The video below presents the number of scientific articles published per year on several topics of scientific research from 1947 to 2017. The graphic shows those areas that were object of the most intense research efforts, and reveals how the focus of scientific research has changed during this interval of time. For example, in 1947 peptic ulcer, pulmonary tuberculosis, mental disorders, cancer, malaria, and polio were the top 6 areas of research, whereas by 2017 breast cancer, obesity, lung cancer, HIV infections, type 2 diabetes, and heart failure were the top areas of research.
The changes that take place overtime are complex and are dependent on many factors ranging from changes in public policy to the prevalence of some medical conditions. In some of these areas such as polio or tuberculosis the intensity of research decreased as successful treatments were developed. Research in other areas increased as a result of the emergence of some diseases. For example, research on Acquired Immunodeficiency Syndrome (AIDS) broke into the top 15 areas of most intense research in 1985 and shot to the top within 3 years only to fade below number 15 by 1999. Obesity broke into the top 15 areas in 1999 and made its way to the number 2 position by 2013.

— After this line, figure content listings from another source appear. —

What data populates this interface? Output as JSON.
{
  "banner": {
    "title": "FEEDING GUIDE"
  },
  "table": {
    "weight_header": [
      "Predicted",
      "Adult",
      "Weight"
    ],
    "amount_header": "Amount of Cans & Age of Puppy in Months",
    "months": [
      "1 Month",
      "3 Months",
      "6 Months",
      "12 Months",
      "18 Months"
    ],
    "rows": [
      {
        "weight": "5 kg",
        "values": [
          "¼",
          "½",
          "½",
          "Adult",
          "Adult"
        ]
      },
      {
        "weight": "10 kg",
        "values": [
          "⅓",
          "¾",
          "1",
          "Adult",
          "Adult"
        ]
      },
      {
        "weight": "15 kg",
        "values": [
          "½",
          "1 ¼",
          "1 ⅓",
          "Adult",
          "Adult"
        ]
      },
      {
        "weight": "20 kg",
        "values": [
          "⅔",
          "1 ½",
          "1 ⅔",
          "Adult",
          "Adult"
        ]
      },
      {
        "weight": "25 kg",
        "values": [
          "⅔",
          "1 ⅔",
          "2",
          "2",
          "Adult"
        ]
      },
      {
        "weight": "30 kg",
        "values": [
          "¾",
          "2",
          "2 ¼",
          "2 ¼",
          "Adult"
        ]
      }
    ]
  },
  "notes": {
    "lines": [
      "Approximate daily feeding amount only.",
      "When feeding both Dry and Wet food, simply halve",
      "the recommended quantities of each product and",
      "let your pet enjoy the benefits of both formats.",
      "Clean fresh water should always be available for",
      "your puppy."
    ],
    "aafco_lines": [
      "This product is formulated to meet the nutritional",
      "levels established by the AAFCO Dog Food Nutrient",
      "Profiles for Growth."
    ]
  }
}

The graph also shows that in 1947 the total number of scientific articles in the top 15 areas was less than 5,000, whereas by 2017 the very top area of research alone, breast cancer, accumulated 10,548 articles per year. This shows how scientific research has exploded in the past 70 decades.
2/2/2020 01:51:41 am
This is great! How do the data relate to the so-called public demand on disease research activity?
2/3/2020 04:09:08 pm
I think the demand is created by whomever is willing to fund the research, and a big part of this is the government, which in turn is influenced to a certain extent by the people and lobbyists for groups. The research priorities are in part established by the current and projected future health concerns of society, and the data is meant to address these.